The exceptions can be handled by ErrorStatusHandler

Waiting for the actual deletion of Kubernetes Dependent Resources

Let’s consider a case when a Kubernetes Dependent Resources (KDR) depends on another resource, on cleanup the resources will be deleted in reverse order, thus the KDR will be deleted first. However, the workflow implementation currently simply asks the Kubernetes API server to delete the resource. This is, however, an asynchronous process, meaning that the deletion might not occur immediately, in particular if the resource uses finalizers that block the deletion or if the deletion itself takes some time. From the SDK’s perspective, though, the deletion has been requested and it moves on to other tasks without waiting for the resource to be actually deleted from the server (which might never occur if it uses finalizers which are not removed). In situations like these, if your logic depends on resources being actually removed from the cluster before a cleanup workflow can proceed correctly, you need to block the workflow progression using a delete post-condition that checks that the resource is actually removed or that it, at least, doesn’t have any finalizers any longer. JOSDK provides such a delete post-condition implementation in the form of KubernetesResourceDeletedCondition

Also, check usage in an integration test.

In such cases the Kubernetes Dependent Resource should extend CRUDNoGCKubernetesDependentResource and NOT CRUDKubernetesDependentResource since otherwise the Kubernetes Garbage Collector would delete the resources. In other words if a Kubernetes Dependent Resource depends on another dependent resource, it should not implement GargageCollected interface, otherwise the deletion order won’t be guaranteed.

Explicit Managed Workflow Invocation

Managed workflows, i.e. ones that are declared via annotations and therefore completely managed by JOSDK, are reconciled before the primary resource. Each dependent resource that can be reconciled (according to the workflow configuration) will therefore be reconciled before the primary reconciler is called to reconcile the primary resource. There are, however, situations where it would be be useful to perform additional steps before the workflow is reconciled, for example to validate the current state, execute arbitrary logic or even skip reconciliation altogether. Explicit invocation of managed workflow was therefore introduced to solve these issues.

To use this feature, you need to set the explicitInvocation field to true on the @Workflow annotation and then call the reconcileManagedWorkflow method from the ManagedWorkflowAndDependentResourceContext retrieved from the reconciliation Context provided as part of your primary resource reconciler reconcile method arguments.

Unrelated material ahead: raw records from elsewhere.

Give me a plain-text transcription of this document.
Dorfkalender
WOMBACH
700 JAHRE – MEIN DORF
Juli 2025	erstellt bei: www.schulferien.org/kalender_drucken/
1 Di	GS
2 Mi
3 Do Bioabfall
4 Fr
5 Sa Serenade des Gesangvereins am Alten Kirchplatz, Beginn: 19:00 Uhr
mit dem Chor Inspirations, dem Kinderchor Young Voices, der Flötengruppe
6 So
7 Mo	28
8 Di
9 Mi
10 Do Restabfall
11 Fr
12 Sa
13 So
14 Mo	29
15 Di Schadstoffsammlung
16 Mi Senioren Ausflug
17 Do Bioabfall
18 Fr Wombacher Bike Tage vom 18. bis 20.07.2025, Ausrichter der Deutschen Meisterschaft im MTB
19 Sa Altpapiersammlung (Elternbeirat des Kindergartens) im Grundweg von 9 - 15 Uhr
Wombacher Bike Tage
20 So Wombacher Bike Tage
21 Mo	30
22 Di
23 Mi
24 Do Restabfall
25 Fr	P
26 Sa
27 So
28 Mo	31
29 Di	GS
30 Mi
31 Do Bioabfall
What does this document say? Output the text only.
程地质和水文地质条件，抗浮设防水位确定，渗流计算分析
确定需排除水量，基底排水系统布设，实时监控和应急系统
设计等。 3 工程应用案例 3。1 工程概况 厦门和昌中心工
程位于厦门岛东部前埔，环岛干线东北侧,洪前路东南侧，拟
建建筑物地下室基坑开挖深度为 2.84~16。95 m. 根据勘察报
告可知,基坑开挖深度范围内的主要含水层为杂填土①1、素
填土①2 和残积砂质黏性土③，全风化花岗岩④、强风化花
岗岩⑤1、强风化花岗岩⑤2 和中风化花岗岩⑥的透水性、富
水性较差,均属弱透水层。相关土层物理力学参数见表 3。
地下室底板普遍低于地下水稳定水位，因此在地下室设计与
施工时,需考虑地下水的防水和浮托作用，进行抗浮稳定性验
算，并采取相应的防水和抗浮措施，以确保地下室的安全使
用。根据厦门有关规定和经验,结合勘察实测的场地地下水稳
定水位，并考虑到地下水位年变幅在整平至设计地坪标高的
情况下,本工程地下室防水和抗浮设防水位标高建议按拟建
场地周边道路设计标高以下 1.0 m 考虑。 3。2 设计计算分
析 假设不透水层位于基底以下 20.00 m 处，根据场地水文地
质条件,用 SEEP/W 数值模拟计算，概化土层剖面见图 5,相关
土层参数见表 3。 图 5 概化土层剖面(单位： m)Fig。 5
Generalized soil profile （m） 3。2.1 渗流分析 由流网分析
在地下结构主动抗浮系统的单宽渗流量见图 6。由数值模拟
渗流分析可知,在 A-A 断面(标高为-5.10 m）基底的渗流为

See related integration test for more details.

For cleanup, if the Cleaner interface is implemented, the cleanupManageWorkflow() needs to be called explicitly. However, if Cleaner interface is not implemented, it will be called implicitly. See related integration test.

While nothing prevents calling the workflow multiple times in a reconciler, it isn’t typical or even recommended to do so. Conversely, if explicit invocation is requested but reconcileManagedWorkflow is not called in the primary resource reconciler, the workflow won’t be reconciled at all.

Notes and Caveats

Delete is almost always called on every resource during the cleanup. However, it might be the case that the resources were already deleted in a previous run, or not even created. This should not be a problem, since dependent resources usually cache the state of the resource, so are already aware that the resource does not exist and that nothing needs to be done if delete is called.
If a resource has owner references, it will be automatically deleted by the Kubernetes garbage collector if the owner resource is marked for deletion. This might not be desirable, to make sure that delete is handled by the workflow don’t use garbage collected kubernetes dependent resource, use for example CRUDNoGCKubernetesDependentResource .
No state is persisted regarding the workflow execution. Every reconciliation causes all the resources to be reconciled again, in other words the whole workflow is again evaluated.